Théâtre - Souvenirs perdus
Alors que j'étais étudiant, Madeleine Renaud, dont Jean-Louis Barrault était le compagnon, jouait encore à Paris. J'étais d'abord allé la voir interpréter Winnie dans Oh les beaux jours. J'avais ensuite ressenti le besoin irrésistible d'assister à Savannah Bay. Elle y partageait la scène avec Bulle Ogier.

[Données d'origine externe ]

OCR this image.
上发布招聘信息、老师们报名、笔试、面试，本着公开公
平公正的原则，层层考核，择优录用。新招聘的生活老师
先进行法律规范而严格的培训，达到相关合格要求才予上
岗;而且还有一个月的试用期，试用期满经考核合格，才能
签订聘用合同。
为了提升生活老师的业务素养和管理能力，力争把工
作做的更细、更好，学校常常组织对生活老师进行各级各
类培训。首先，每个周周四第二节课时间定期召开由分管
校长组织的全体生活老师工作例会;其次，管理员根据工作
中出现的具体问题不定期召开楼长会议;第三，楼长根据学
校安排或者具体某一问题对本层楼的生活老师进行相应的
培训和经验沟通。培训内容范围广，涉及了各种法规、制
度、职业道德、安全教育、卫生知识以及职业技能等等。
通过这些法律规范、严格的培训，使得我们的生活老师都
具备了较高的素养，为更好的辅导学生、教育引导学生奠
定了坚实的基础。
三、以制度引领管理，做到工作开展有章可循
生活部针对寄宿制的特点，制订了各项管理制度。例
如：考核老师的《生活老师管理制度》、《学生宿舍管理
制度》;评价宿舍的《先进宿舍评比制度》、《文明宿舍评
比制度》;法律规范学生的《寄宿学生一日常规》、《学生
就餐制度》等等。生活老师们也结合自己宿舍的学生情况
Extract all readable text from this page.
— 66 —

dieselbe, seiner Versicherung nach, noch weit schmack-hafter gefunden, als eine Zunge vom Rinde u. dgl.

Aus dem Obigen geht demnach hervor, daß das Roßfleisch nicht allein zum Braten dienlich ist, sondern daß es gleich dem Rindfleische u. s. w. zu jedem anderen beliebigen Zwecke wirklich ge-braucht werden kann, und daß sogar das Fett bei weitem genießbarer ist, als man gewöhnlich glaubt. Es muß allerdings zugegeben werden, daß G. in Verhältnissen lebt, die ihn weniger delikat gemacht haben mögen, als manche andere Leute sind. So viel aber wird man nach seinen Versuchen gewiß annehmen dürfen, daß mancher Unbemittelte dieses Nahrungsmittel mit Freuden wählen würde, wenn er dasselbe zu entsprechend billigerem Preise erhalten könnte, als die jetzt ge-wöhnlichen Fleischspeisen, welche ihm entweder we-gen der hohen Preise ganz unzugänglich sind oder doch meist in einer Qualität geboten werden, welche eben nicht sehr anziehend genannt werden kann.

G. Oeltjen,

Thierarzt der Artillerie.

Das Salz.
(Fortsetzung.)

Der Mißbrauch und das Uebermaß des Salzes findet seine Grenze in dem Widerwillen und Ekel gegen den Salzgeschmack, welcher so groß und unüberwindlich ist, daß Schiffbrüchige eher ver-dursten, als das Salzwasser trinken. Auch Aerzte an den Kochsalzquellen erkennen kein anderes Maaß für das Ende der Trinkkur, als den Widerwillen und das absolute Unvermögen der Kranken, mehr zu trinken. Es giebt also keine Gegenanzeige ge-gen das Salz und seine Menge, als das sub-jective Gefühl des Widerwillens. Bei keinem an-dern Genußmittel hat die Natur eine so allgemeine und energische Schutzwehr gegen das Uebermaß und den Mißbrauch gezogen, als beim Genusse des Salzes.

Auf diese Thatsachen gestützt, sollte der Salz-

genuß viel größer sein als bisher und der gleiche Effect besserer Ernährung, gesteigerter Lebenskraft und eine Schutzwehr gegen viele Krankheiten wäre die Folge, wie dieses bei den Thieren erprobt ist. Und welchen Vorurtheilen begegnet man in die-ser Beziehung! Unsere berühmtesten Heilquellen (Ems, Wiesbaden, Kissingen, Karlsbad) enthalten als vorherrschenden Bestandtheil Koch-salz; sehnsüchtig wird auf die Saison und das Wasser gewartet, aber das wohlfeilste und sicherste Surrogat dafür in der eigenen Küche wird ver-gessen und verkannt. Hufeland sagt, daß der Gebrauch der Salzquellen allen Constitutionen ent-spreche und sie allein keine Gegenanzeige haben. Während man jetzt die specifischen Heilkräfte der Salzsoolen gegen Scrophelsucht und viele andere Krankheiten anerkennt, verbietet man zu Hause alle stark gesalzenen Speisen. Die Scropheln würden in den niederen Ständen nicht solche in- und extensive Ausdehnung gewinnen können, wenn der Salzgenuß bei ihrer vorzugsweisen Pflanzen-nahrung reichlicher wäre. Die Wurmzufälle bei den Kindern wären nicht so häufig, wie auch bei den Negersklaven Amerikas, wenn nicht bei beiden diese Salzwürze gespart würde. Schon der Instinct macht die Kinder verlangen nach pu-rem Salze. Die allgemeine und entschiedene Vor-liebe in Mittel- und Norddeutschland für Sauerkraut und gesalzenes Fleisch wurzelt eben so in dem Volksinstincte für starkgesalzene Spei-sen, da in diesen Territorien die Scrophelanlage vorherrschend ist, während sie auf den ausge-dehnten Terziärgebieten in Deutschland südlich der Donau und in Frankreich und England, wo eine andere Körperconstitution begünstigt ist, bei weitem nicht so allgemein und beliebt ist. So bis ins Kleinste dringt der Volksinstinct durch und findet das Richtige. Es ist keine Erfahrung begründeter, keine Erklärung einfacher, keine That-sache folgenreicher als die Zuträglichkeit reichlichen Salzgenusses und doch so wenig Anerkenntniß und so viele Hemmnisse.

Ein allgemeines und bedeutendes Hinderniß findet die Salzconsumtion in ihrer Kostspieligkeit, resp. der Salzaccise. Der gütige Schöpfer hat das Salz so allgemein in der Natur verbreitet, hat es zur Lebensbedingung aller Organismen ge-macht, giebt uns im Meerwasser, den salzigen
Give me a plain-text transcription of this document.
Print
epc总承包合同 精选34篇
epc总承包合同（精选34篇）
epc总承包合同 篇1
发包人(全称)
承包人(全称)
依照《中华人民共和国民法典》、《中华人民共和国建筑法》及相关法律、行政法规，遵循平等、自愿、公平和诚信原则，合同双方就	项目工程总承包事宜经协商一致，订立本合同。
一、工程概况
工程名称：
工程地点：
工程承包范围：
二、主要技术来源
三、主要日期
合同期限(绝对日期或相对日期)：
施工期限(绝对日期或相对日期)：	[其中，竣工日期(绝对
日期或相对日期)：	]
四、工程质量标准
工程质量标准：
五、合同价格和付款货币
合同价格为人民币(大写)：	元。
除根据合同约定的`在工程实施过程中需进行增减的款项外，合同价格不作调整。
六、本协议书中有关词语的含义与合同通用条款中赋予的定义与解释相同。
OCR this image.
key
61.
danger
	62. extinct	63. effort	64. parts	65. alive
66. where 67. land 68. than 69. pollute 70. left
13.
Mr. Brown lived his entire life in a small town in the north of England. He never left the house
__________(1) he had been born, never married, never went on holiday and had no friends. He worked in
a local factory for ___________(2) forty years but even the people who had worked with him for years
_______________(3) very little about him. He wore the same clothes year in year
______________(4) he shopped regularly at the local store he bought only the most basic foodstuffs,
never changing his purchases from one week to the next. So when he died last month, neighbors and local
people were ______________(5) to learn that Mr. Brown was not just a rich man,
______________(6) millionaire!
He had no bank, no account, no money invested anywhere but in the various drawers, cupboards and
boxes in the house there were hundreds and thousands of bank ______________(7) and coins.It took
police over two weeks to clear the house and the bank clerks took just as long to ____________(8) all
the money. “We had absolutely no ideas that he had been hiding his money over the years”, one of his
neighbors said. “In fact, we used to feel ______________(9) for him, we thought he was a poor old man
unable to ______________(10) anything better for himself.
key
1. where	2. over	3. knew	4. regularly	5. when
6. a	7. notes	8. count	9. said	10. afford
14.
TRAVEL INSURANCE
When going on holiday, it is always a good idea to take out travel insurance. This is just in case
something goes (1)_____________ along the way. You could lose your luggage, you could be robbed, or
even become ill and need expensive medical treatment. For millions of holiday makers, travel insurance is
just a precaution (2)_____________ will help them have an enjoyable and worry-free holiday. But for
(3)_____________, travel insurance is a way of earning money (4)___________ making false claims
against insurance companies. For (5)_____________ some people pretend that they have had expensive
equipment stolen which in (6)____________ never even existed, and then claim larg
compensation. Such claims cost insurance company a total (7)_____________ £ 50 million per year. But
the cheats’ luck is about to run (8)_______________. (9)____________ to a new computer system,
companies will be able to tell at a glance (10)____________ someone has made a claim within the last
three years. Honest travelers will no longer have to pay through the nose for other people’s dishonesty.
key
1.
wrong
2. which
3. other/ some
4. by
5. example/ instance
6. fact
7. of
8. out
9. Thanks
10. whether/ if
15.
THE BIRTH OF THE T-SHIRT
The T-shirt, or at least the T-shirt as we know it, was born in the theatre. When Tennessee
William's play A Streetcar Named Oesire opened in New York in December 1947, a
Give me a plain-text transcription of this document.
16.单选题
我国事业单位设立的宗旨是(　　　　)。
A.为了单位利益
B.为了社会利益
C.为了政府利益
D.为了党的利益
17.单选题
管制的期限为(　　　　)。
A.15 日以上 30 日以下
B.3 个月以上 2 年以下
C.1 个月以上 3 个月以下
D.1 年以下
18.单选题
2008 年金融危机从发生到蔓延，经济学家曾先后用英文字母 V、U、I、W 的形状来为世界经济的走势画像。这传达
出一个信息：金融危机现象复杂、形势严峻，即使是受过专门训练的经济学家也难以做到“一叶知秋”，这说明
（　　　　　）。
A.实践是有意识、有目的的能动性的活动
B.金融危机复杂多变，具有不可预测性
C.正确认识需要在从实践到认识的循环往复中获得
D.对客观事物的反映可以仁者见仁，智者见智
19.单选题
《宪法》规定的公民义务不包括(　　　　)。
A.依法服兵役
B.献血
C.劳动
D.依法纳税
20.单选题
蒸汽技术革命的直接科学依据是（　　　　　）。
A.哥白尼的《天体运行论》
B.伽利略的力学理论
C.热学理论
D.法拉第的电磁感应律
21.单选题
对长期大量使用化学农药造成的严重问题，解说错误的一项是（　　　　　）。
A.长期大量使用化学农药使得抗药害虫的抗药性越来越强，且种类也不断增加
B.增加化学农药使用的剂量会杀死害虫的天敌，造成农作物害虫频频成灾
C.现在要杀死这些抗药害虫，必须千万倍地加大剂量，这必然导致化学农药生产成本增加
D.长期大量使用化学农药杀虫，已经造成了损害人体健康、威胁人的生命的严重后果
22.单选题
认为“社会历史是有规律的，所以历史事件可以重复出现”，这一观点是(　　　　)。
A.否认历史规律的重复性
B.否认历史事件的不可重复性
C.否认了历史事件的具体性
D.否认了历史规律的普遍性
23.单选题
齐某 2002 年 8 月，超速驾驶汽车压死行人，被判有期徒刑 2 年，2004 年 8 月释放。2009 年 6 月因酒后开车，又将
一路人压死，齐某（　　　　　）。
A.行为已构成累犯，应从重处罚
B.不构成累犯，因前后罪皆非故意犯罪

Je me souviens encore de l'imposante robe de velours rouge qu'elle portait. Avec un peu d'imagination, on pouvait croire qu'elle avait été taillée à même le rideau d'un vieux théâtre. Pour moi, le Duras s'était avéré encore plus émouvant que le Beckett, peut-être parce qu'y filtrait davantage la fragilité d'une actrice qui était la grâce incarnée.Aussi avais-je envie d'entendre de nouveau ces mots-là. J'avais bien pris soin de remiser la nostalgie dans la poche intérieure de mon blouson. La nostalgie est mauvaise conseillère. En revanche, je voulais voir ce que pouvait donner Mme Sutto dans Duras. J'éprouve pour elle, pour sa curiosité théâtrale en particulier, une admiration comparable à celle que m'inspirait Madeleine Renaud. Je confesse par-dessus tout que, pour moi, peu de choses valent un vieil acteur en scène à qui le théâtre a appris à aller droit à l'essentiel. C'est ce que j'espérais secrètement.
Or Savannah Bay, tel que monté par Patricia Nolin, est tout le contraire d'une mise en scène qui va droit au coeur. Quel mystère qu'une actrice qui a si bien joué Duras (La Musica deuxième) en fasse une si piètre lecture! Il faut dire à sa décharge qu'elle signe là sa première mise en scène dans un théâtre professionnel. Toujours est-il qu'elle encombre le plateau d'un exotisme de pacotille, enrobe le texte d'un environnement sonore d'une étrangeté appuyée, ce qui a pour effet d'annihiler ipso facto la qualité d'épure symboliste recherchée par cette langue dramatique où «un mot vaut mille images». Mal dirigées, ses actrices tombent tantôt dans le piège de la banalité, tantôt dans celui de l'extravagance. Oublié, le poids des mots, oubliée, la musicalité, pourtant principaux ingrédients d'une parole dramatique dépourvue d'action.
La moins durassienne des deux, c'est cependant Monique Spaziani. Elle semble ne pas savoir ce que cette gravité-là suppose. Elle se prend à minauder, à jouer du chapeau, voire à faire la féline, alors qu'elle devrait surtout prêter l'oreille et arracher bribe par bribe son terrible secret à sa grand-mère. Car la vieille actrice a été emportée en sa jeunesse, pour reprendre la formule d'Anne Hébert, «par la véhémence d'un très grand amour».
Pour aborder ce rôle délicat, convenons franchement que Janine Sutto n'a pas bénéficié de conditions favorables. À ses côtés, une partenaire de jeu envahissante ne laisse guère à son drame l'espace nécessaire pour se faire jour. Je l'ai dit, Spaziani ne cesse de l'en distraire. De plus, si elle avait été mieux guidée, l'interprète expérimentée n'aurait peut-être pas cherché à rendre naturelles des répliques qui supportent difficilement un tel traitement. Il est vrai qu'il faut chercher loin pour trouver une amoureuse en train de s'exprimer ainsi: «Entre eux deux, il ne voulait rien. Il voulait le monde vide et eux.»
Cela ne veut pas dire que la femme de la rue ne peut pas se faire aussi lapidaire que ne l'est la phrase poétique de Duras. Témoin ma voisine qui, aux deux tiers de la représentation, a murmuré à la sienne: «C'est ben ennuyant, hein! Dors-tu?» Terrible verdict, en particulier quand la pièce dure à peine une heure dix. D'autres diraient sans doute qu'il n'est pas donné à tout le monde de jouer Duras. Inutiles regrets qui marquent la déception à l'endroit d'une rencontre qui n'a pas eu lieu. J'aime mieux penser que l'avenir réserve encore de belles surprises aux acteurs qui vivent vieux.